Art NotesArts & Culture

Start the New Year with New Art

CHAIN REACTION: The Gallery@Hotel Indigo’s newest exhibition, “Chain Reaction,” reflects relationships within the local artist community through seven trios of work. Seven artists were selected to participate by gallery curator Didi Dunphy, then asked to choose another artist who in turn invited a third. Installed in a playful way that utilizes wall graphics to lay out each sequence, the lineup of trios includes Benjamin Britton, Eric Mack and Bojana Ginn; Jaime Bull, Abby Gregg and Logan Shirah; Joe Camoosa, Kojo Griffin and Lane Ketner; Michele Chidester, Joey Weiser and David Mack; Jennifer Hartley, Larry Anderson and Seana Reilly; Katherine McGuire, Will Holland and Elizabeth Williams; and Spence Townsend, Julia Townsend and Vivienne Varay. An opening reception with the artists will be held Thursday, Jan. 21 from 6:30–8:30 p.m., and the exhibition will remain on view through Friday, Apr. 1.

CELEBRATING A HISTORY: The Oconee Cultural Arts Foundation will unveil two new shows this week. In the main gallery, “Celebrating A History: A Black History Month Exhibit” explores the cultural heritage of African Americans through the works of 18 artists, including Harold Rittenberry, John Ahee, Broderick Flanigan, Par Ramey, Yvonne Studevan and Abner Cope. In the side gallery, “Mind-Paint-Prayer: Artwork by Scott Pope” is a collection of abstract landscape paintings that evoke emotional responses to their vastness and balance between darkness and light. An opening reception will be held on Friday, Jan. 22 from 6–8 p.m., and both shows will stay up through Friday, Feb. 19.

JACK DAVIS: Thirty miles outside of Athens, the Madison-Morgan Cultural Center is presenting works by one of the most recognizable artists to graduate from UGA, Jack Davis. Launched into the spotlight for his role as a founding cartoonist of Mad magazine in the early ‘50s, Davis has illustrated everything from comics, record jackets, movie posters, corporate advertisements and the iconic bulldog football character for his alma mater. Collaboratively organized among representatives from UGA and members of his family, the exhibition reflects on his long and illustrious career. An opening reception will be held Friday, Jan. 22 from 6–8 p.m., and the works will be displayed through Sunday, Apr. 17.

CHEROKEE BASKETRY: Showcasing the craftsmanship of a centuries-long tradition, “Cherokee Basketry: Woven Culture” at the Georgia Museum of Art includes 45 objects dating from the early 19th to late 20th centuries. The works range from historical pieces to those created by modern Cherokee basket makers, mirroring the perseverance of a culture that, while often romanticized by Americans, was exiled from its native land and nearly destroyed. Typically constructed out of river cane, a now nearly-extinct plant, the functional and decorative works often incorporate complex patterns dyed with natural materials like walnut, butternut and bloodroot. The exhibition is on view Saturday, Jan. 23–Sunday, Apr. 17. Related events include 90 Carlton: Winter on Thursday, Feb. 4, tours on Wednesday, Feb. 24 and Wednesday, Mar. 9 and Family Day on Saturday, Mar. 26.
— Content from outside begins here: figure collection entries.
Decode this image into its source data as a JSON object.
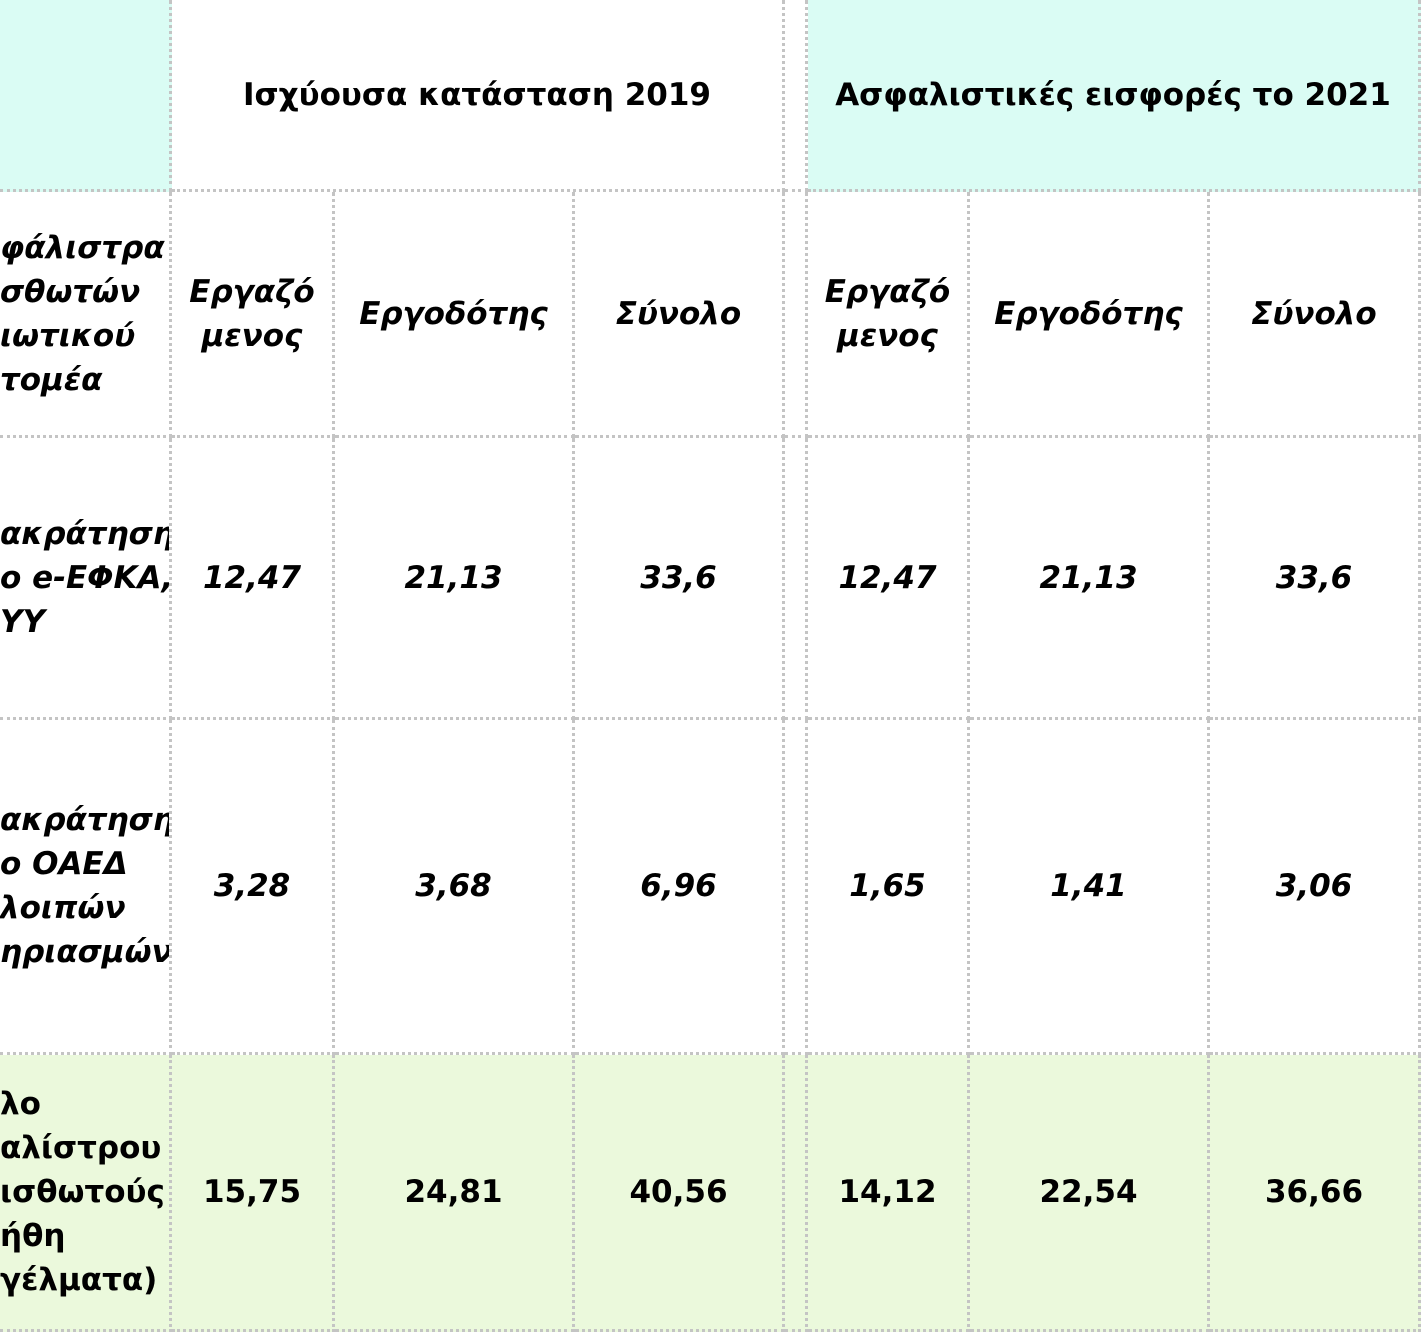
{
  "header": {
    "group_2019": "Ισχύουσα κατάσταση 2019",
    "group_2021": "Ασφαλιστικές εισφορές το 2021"
  },
  "subheader": {
    "label_lines": [
      "φάλιστρα",
      "σθωτών",
      "ιωτικού",
      "τομέα"
    ],
    "columns": [
      "Εργαζόμενος",
      "Εργοδότης",
      "Σύνολο",
      "Εργαζόμενος",
      "Εργοδότης",
      "Σύνολο"
    ]
  },
  "rows": [
    {
      "label_lines": [
        "ακράτηση",
        "ο e-ΕΦΚΑ,",
        "ΥΥ"
      ],
      "values": [
        "12,47",
        "21,13",
        "33,6",
        "12,47",
        "21,13",
        "33,6"
      ]
    },
    {
      "label_lines": [
        "ακράτηση",
        "ο ΟΑΕΔ",
        "λοιπών",
        "ηριασμών"
      ],
      "values": [
        "3,28",
        "3,68",
        "6,96",
        "1,65",
        "1,41",
        "3,06"
      ]
    },
    {
      "label_lines": [
        "λο",
        "αλίστρου",
        "ισθωτούς",
        "ήθη",
        "γέλματα)"
      ],
      "values": [
        "15,75",
        "24,81",
        "40,56",
        "14,12",
        "22,54",
        "36,66"
      ]
    }
  ]
}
smalltownBIGCITY: The Athens Institute for Contemporary Art’s first exhibition of the new year is an exploration of the Southern vernacular aesthetic through the perspectives of two artists, Kelly Celeste Porter and Brandon Donahue. Porter, an assistant professor of graphic design at East Tennessee State University, recalls the small town charm of rural backroads and mom and pop shops through her work. Donahue, a Nashville-based artist with a MFA from the University of Tennessee, draws inspiration from the traditions of folk art, hip hop and graffiti art to create pieces that often employ airbrushing and scavenging abandoned materials. While the separate bodies of work reflect each artist’s individual upbringing and cultural heritage, they share a strong connection to place and are visually united in the way they repurpose found objects into sculptural and tactile forms. A closing reception will be held Friday, Mar. 18 from 6–8 p.m.

PICTURES OF US: Part of a city-wide, multi-venue exhibition series sponsored by the Global Georgia Initiative of the Willson Center for Humanities and Arts, “Pictures of Us: Photographs from The Do Good Fund Collection” at the Lyndon House Arts Center presents 20 portraits by Southern photographers. The Do Good Fund, a charitable foundation based in Columbus, aims to build a museum-quality collection that encourages community-based programming while elevating the profiles of contemporary photographers in the region. The exhibition will be on view Tuesday, Jan. 26–Saturday, Mar. 5 with a reception on Thursday, Feb. 18. The following day, three artists represented in the collection will offer 20-minute portfolio reviews from 10 a.m.–2 p.m., and appointments can be reserved by emailing or calling 706-613-3623. Afterwards from 3–4:30 p.m., the reviewers will be joined by several more artists for a photography panel.